Yeah... I am not going to be able to do it. I use to contribute here (KVM, Xen, XenServer, running unRAID in KVM on openSUSE, PXE Server, etc.) but my contributions / input are no longer wanted here. I think I have a lot of to offer but unRAID sees it another way.
I finally got around to attacking Docker (Grumpy Style) and I did it A LOT of things differently than how we are doing it here now. I'm sure unRAID thinks I have this wrong too.
1. Using the wrong image.
2. Using the wrong init script.
3. Looking at this from a container level only and not the bigger picture.
4. Not creating a platform / image / method for users to easily add / implement / manage change their Apps in Docker.
When addressing the 4 areas above
1. I created a Master Development Image that users would use to create Apps.
2. Developers use the Developer Image (a Linux Novice following any App install guide on the web could do this)... They would put the config files / scripts / packages (if any) into separate folders for the Master Container Image (Not the Developer Image this is a separate Container Image and it's a lot smaller than the one we use now).
3. Selected a Rolling Release Distro that also has a port system (TONS of apps that even Ubuntu doesn't have without jumping through hoops) along with whatever is in your typical package manager.
3. Running a simple command will then use (data, config, etc.) and suck in everything that is needed when making a real small container for the apps plus all the monitoring stuff you will see at the bottom.
4. Integrates with github and all updates, versioning, script modifications, etc. all are updated with a simple command.
5. Want to create a Wordpress Container that works in unRAID with our "standard" unRAID Docker format... Use the dockerfile, one ini file (which we all can see / create / modify / update) and run the docker build command and bam!
6. We are not monitoring Apps... We are only monitoring Containers.

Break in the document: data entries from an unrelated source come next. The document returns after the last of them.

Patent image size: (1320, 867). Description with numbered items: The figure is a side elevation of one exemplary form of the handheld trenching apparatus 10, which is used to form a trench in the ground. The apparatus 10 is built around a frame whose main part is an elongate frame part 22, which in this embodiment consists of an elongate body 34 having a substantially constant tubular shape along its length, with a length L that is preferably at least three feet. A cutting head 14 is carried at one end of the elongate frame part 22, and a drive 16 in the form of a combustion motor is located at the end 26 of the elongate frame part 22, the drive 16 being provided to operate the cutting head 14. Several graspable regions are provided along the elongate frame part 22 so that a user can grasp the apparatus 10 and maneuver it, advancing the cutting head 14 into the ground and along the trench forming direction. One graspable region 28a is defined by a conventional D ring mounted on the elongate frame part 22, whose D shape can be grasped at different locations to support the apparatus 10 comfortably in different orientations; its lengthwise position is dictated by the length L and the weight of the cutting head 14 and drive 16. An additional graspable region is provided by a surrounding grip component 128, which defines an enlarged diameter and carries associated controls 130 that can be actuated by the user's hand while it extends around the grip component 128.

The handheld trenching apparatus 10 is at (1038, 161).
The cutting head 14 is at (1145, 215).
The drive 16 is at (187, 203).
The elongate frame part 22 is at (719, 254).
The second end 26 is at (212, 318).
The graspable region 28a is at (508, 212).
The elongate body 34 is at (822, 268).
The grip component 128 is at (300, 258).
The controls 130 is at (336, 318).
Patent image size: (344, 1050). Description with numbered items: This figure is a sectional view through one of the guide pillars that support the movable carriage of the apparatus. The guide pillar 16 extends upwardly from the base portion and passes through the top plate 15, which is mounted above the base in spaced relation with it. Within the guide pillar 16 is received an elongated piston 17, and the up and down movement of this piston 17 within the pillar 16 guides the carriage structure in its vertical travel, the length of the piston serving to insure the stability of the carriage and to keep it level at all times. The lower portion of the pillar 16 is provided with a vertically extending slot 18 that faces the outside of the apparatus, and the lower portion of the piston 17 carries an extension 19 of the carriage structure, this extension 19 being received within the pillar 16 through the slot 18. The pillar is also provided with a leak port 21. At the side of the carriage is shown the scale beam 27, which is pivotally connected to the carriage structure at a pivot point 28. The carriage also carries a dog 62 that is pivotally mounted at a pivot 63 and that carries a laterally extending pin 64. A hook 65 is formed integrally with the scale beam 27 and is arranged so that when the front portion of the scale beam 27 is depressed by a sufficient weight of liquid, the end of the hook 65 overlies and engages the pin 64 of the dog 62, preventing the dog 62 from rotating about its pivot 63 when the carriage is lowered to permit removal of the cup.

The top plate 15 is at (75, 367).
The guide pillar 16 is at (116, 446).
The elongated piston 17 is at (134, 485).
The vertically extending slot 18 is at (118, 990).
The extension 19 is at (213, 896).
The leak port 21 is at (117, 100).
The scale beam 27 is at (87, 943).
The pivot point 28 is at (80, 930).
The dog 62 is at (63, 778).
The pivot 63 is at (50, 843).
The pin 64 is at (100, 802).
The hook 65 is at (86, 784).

Monitor Application in all your containers in one WebGUI tab:
Then in another WebGUI tab you can see all your containers, monitor / see the status and even be alerted (with sound) that an App within each Container is not working.
Below instead of Server it would be Sickbeard/Edge Couchpotato/Stable, etc. and for the Processes it would actually say what each one is... Sickbeard, SSH, Deluge, etc. Running 15 Apps in 15 Containers works sure but you can run many Apps in one / several containers if you want. With my system, it's a matter of dropping in an INI file (for each app) and it would build containers that you customize with as many apps as you want. Plus unRAID hasn't figured out or told you about control groups and how to customize memory, CPU, disk I/O throughput, Prioritization, etc. for your container(s). Yes, my ini file (which you can edit yourself) handles all of that. I bet it's the first time that 95% of you are hearing about this. I suspect you will want your Plex to be in it's own control group and your Apps to use different control groups.
Anyway... I was told to leave since unRAID and I disagree when it comes to providing an end to end solution for NAS / HTPC / Media / Applications Server. They basically do "apt-get install docker" and leave the rest to us. I want an end to end solution (including Best of Breed Practices, maintaining Images, packages, INI files, containers, VMs, etc.). I will release a docker solution like enterprises do it (sexed up of course and all done through a WebGui) and many other things with "GrumpyRAID" coming out soon.
I personally think your contribution to the unraid community to date has been the best for me. I do like the way you lay out instructions for us LINUX NOOBS on how accomplish the basic tasks. If you decide to fork your own version let us know.